We began by solving the hardest failure mode, which is lost keys, so institutions could recover access without exposing secrets. From there, we expanded into proactive threat prevention, adding policy-based controls, anomaly detection and risk screening across assets and chains. We’ve deepened integrations with leading custody and wallet providers (including solutions that enable secure, identity-verified recovery flows) and built consumer-focused protection features alongside enterprise-grade controls, so security and usability travel together.
What has been the biggest challenge or most ‘tricky moment’ to overcome?
There’s a persistent myth that stronger security always adds friction. Our challenge has been proving the opposite, as if you design for recovery from day one, security has the ability to reduce friction. We’ve tackled this by publishing clear guidance on recovery best practice, co-designing journeys with some of the leading crypto firms, and demonstrating live flows that are safer and simpler.
What are your biggest achievements or ‘proudest moment’ so far?
The thing we, as a team, take great pride from is that when we started back in 2018, wallet disaster recovery wasn’t a category in its own right – fast forward to today, though, and it’s a completely different picture. Wallet recovery is now a critical business continuity component, enforced by infrastructure providers and regulators alike, and sought out by both crypto native and tradfi digital asset institutions.

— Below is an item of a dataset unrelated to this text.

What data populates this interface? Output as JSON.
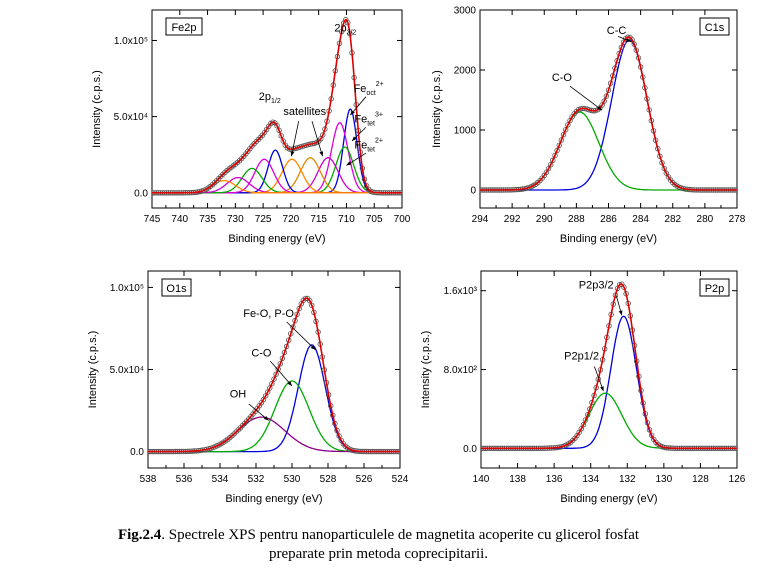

Building on that institutional awareness, pre-emptive wallet recovery is also now recognised by retail crypto investors as an essential safety net for self-custodied assets. All this makes crypto a safer, more usable place to operate, and is the strongest validation of our approach to prevention and recovery.
How would you describe the culture of your company?
We are security-first, customer-led and evidence-driven. We make sure to treat recovery planning as a core element of operational resilience and customer care, not just an afterthought. Additionally, we partner in the open, working with customers, collaborators and the wider ecosystem so that we can continue driving the industry’s move towards transparent and auditable protection.
What’s in store for the future?
There are some big developments happening as we build for the next 12 months, as we prepare to extend protection across more assets and chains, strengthen policy and risk tooling for institutions, and make recovery even simpler for end users. I can’t say too much right now as these developments are underway, but we are more committed than ever to making digital assets safe at scale, and our next moves are designed to support this.